Dios mío ¿por qué me diste aquellos ojos repletos de miel? Abusa la gente de mi mansedumbre. Me vuelvo conflictivo, acomplejado, testarudo. Desarrollo el espíritu de contradicción. Me planto en las patas delanteras, poniéndome firme; rehuso avanzar por más que me azoten. Si me tratan con ternura, troto por doquiera al ritmo de mis alegrías.

¿Por qué me diste orejas tan gigantescas? Las muevo como antenas para sintonizar el ambiente. Debería cultivar la música, mas me diste un rebuzno aterrador. Nadie toma en serio mi cacofónico idioma, peor aún cuando me duele el alma, cuando grito mis penas, oculto mi tímido desconcierto. Soy bestia de carga, de tiro. Los hombres aluden a nosotros para insultar a quien carece de habilidad, inteligencia. Hasta dieron nuestro nombre a una tabla de planchar.

Los niños reflejan su imagen en mis pupilas. Me asusto, pues nunca se sabe cómo reaccionarán los chicuelos. A veces obsequian zanahorias, palmadas en el lomo. Relámpagos de placer estremecen mi cuerpo; ondas deliciosas zigzaguean debajo de la piel.

¿Por qué naciste donde compartí la morada de un buey tercermundista? Vimos cómo pujaba María mientras asomaba entre sus piernas tu indefensa cabeza. Hacía un frío espantoso. Te brindamos el calor de nuestro aliento. Recuerdo tu vagido. Transmitimos el relato a los pollinos. En nuestros ojos quedó impresa la mansedumbre, como si la hubieses puesto allí, recordando las últimas horas de tu agonía.

¿Por qué pediste mis servicios para trasladarte a Egipto con José y María? Existían medios de locomoción más rápidos. Mido un metro cincuenta de altura, desarrollo poca velocidad. En vez de un borrico, podías escoger al majestuoso camello como lo hicieron los reyes magos en sus giras internacionales.

¿Por qué volviste a llamarme para entrar a Jerusalén en vísperas de tu muerte? Me aturdían los ramos, esta gente que gritaba “¡Hosanna!”. Hubieras podido cabalgar algún corcel de gran alzada, bella estampa para un conquistador. En vez de ello, te presentaste con humildad, sabiendo que un día después te coronarían con espinas, te clavarían en maderos. La vida sigue siendo dura. Los caballos sirven para el desafío. ¡Nosotros somos tan pacíficos! Desnudamos nuestras encías en risas casi obscenas.

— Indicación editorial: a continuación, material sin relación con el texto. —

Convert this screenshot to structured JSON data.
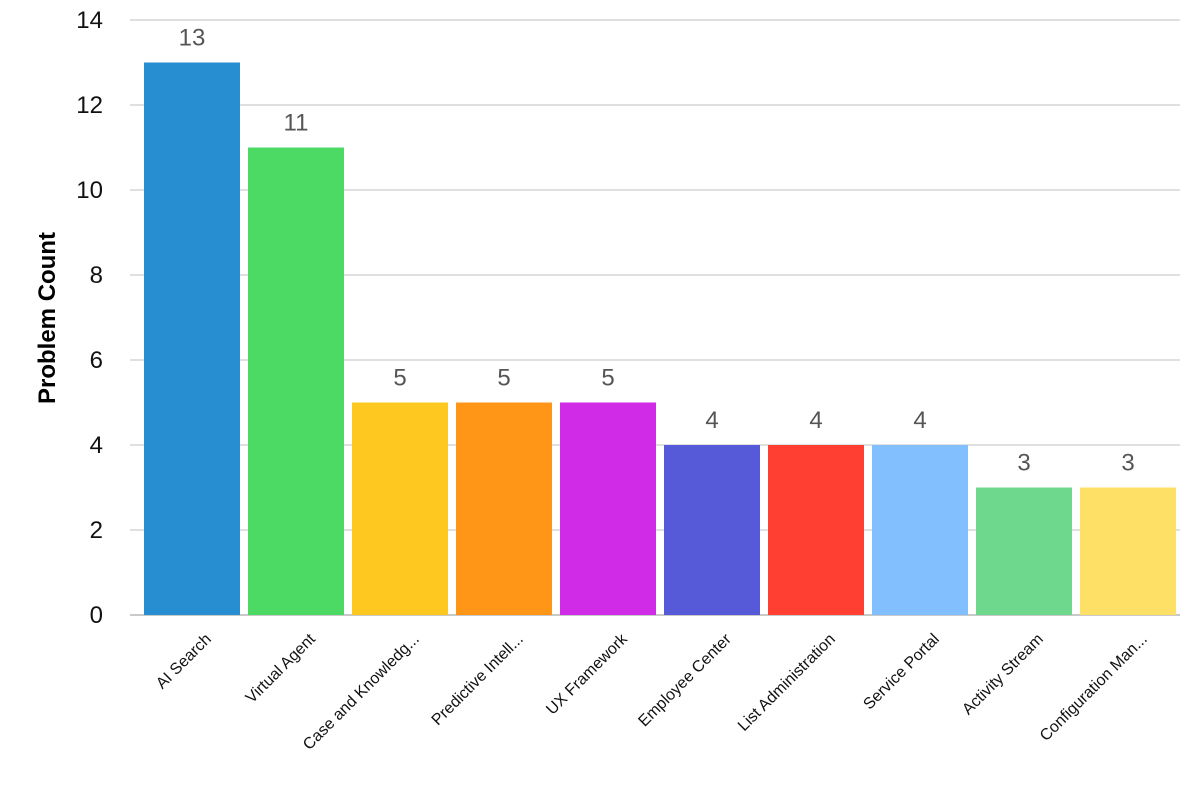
{
  "chart_data": {
    "type": "bar",
    "title": "",
    "xlabel": "",
    "ylabel": "Problem Count",
    "ylim": [
      0,
      14
    ],
    "yticks": [
      0,
      2,
      4,
      6,
      8,
      10,
      12,
      14
    ],
    "grid": true,
    "legend": "none",
    "categories": [
      "AI Search",
      "Virtual Agent",
      "Case and Knowledg...",
      "Predictive Intell...",
      "UX Framework",
      "Employee Center",
      "List Administration",
      "Service Portal",
      "Activity Stream",
      "Configuration Man..."
    ],
    "values": [
      13,
      11,
      5,
      5,
      5,
      4,
      4,
      4,
      3,
      3
    ],
    "colors": [
      "#278ED2",
      "#4CD964",
      "#FFC821",
      "#FF9617",
      "#D02BE6",
      "#565AD8",
      "#FF3F32",
      "#82BFFF",
      "#6ED98C",
      "#FFE066"
    ],
    "data_labels": true
  }
}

No es que nos embriaga la alegría sino que nos gusta dedicar mohines a los despiadados humanos. Según el doctor Santos Miranda, estaremos entre los supervivientes en caso de cataclismo geológico.

 “Si ves caído debajo de su carga el asno del que aborreces, no te niegues a ayudarlo” reza el Éxodo (23.5). Sansón usó una quijada nuestra para noquear a mil filisteos. Balaam tuvo pleitos con su burrita parlanchina. Solo ella logró dominar el idioma de los terrícolas. Tendríamos mucho que añadir acerca de la necedad humana. Talvez por eso, desde lo alto de la cruz, frente a tantas burradas, exclamaste con angustia: “ ¡Perdónales, Señor: no saben lo que hacen!”.

Queremos arrendar un establo en aquel paraíso donde llevaste al ladrón crucificado a tu lado. Te lo pedimos nosotros los discriminados garañones, dueños de tanta paz en la mirada. Después de todo, tímidos y obstinados, solo somos conejos que crecieron demasiado.